Jacob Kassay
About

Jacob Kassay

10.09.10 → 22.10.10

His practice includes painting, works on paper, mixed media, film, installation and collaborative projects. However, on the occasion of the current show, this New York artist will present a series of abstract paintings with silver metallic surfaces. Jacob Kassay’s pieces play, both literally and figuratively, with notions of opacity, reflection and transfer. His monochromes are chemically produced by means of an industrial technique – electro-plated in silver. They give themselves off to the spectator thanks to the interactive perceptibility that operates when he places himself in front of them to perceive his own faint reflection. The smooth and shiny surface of these paintings is somehow temporarily altered by the spectator’s passage. Far from being a loss, this alteration is to be understood in the sense of “musical inflection”, a shifting of the light level and source that influences the work much in the same way as a sharp or a flat could modify the pitch of a musical note.

 

The juxtaposition of an ensemble of paintings is as important as the light-reflection and opaque denseness of the reflected environment. Any variation of the perception of the painterly surface is to be considered as inherent to this artistic project. On this account, the artist carefully keeps control of their reproductions and makes sure that published images do not convey the image of simple homogeneous and silver monochrome-paintings. He refuses front-views of any single pieces. Kassay’s paintings create a space-continuum in which the blurred and opaque reflections convey illusions of depth. Beyond the impact created by the light that alters any painting’s surface, we find that the importance granted to the space between the spectator and the inherent flatness of the canvas turns into a rebounding reference to the immaterial and conceptual sides of painting. Could this be the calling forth of immateriality as previously evoked by Yves Klein’s IKB* monochrome-paintings ? Is the artist trying to inscribe his work in the historical tradition that consists in conceiving a painting as a window to be opened on the world and its possible representation? Or is he rather making references to the use of mirrors in Arte Povera and Minimal Art (Smithson, Pistoletto and Morris) ? Kassay deliberately cultivates opacity of reflection.

 

The paradoxical effect of these painterly-objects is all based on the impossibility of operating a trans-historical synthesis and implicitly evokes the modernist and maybe absurd desire to put an end to classicism by producing monochromes.

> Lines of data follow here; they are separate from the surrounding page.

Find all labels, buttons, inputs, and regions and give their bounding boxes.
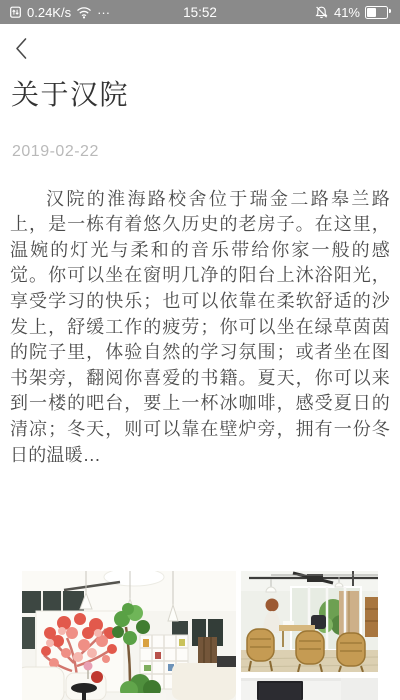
wifi-icon: [76, 6, 92, 19]
mute-bell-icon: [314, 5, 329, 19]
battery-percent: 41%: [334, 5, 360, 20]
mobile-data-icon: [9, 5, 22, 19]
back-chevron-icon: [14, 37, 28, 60]
lounge-photo-illustration: [22, 571, 236, 700]
study-room-photo-illustration: [241, 571, 378, 672]
status-left-group: 0.24K/s ···: [9, 5, 110, 20]
status-more-dots: ···: [97, 5, 110, 20]
battery-icon: [365, 6, 388, 19]
battery-fill: [367, 8, 376, 17]
photo-study-room[interactable]: [241, 571, 378, 672]
article-page: 关于汉院 2019-02-22 汉院的淮海路校舍位于瑞金二路皋兰路上，是一栋有着…: [0, 24, 400, 468]
gallery-right-column: [241, 571, 378, 700]
back-button[interactable]: [12, 35, 30, 62]
tv-wall-photo-illustration: [241, 678, 378, 700]
page-title: 关于汉院: [11, 78, 390, 112]
clock: 15:52: [183, 5, 217, 20]
photo-tv-wall[interactable]: [241, 678, 378, 700]
photo-gallery: [22, 571, 378, 700]
article-body: 汉院的淮海路校舍位于瑞金二路皋兰路上，是一栋有着悠久历史的老房子。在这里，温婉的…: [10, 187, 390, 469]
article-date: 2019-02-22: [12, 143, 390, 161]
photo-lounge-red-tree[interactable]: [22, 571, 236, 700]
status-right-group: 41%: [314, 5, 391, 20]
status-bar: 0.24K/s ··· 15:52 41%: [0, 0, 400, 24]
network-speed: 0.24K/s: [27, 5, 71, 20]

The artist has reached painting through photography. Expressions such as : « duration », « instantaneousness of light exposure », « image-production », « perpetual development »or « depth of focal fields » are terms that can be used to interpret his work, and they all come from the world of photography. Recalling the archaic photographic techniques of the end of the 19th Century, the technical process used for the production of these silver images seems to involve a certain amount of nostalgia. Even though these painting are produced in an industrial way, Kassay has somehow managed to divert the primary function of photography, but because each painting offers a different formal result, the process is no longer centered on reproduction. By handing his artistic gesture over to an industrial process, creating a distance between his work and the nostalgia that was seemingly implied by the use of an obsolete technique, even the mock-expressionistic texture of the canvas’s surface is evacuated. The artist merely operates a transfer from one medium to the other. The exhibition is built around multiple considerations on illusions created by serial production and the impossibility to operate exact reproductions; defining the loss involved both in the transfer-processes and in any interpretative attempt. As an extension of such visual proposals, a performance and collaborative project between Jacob Kassay and Rhys Chatham will be part of the exhibition.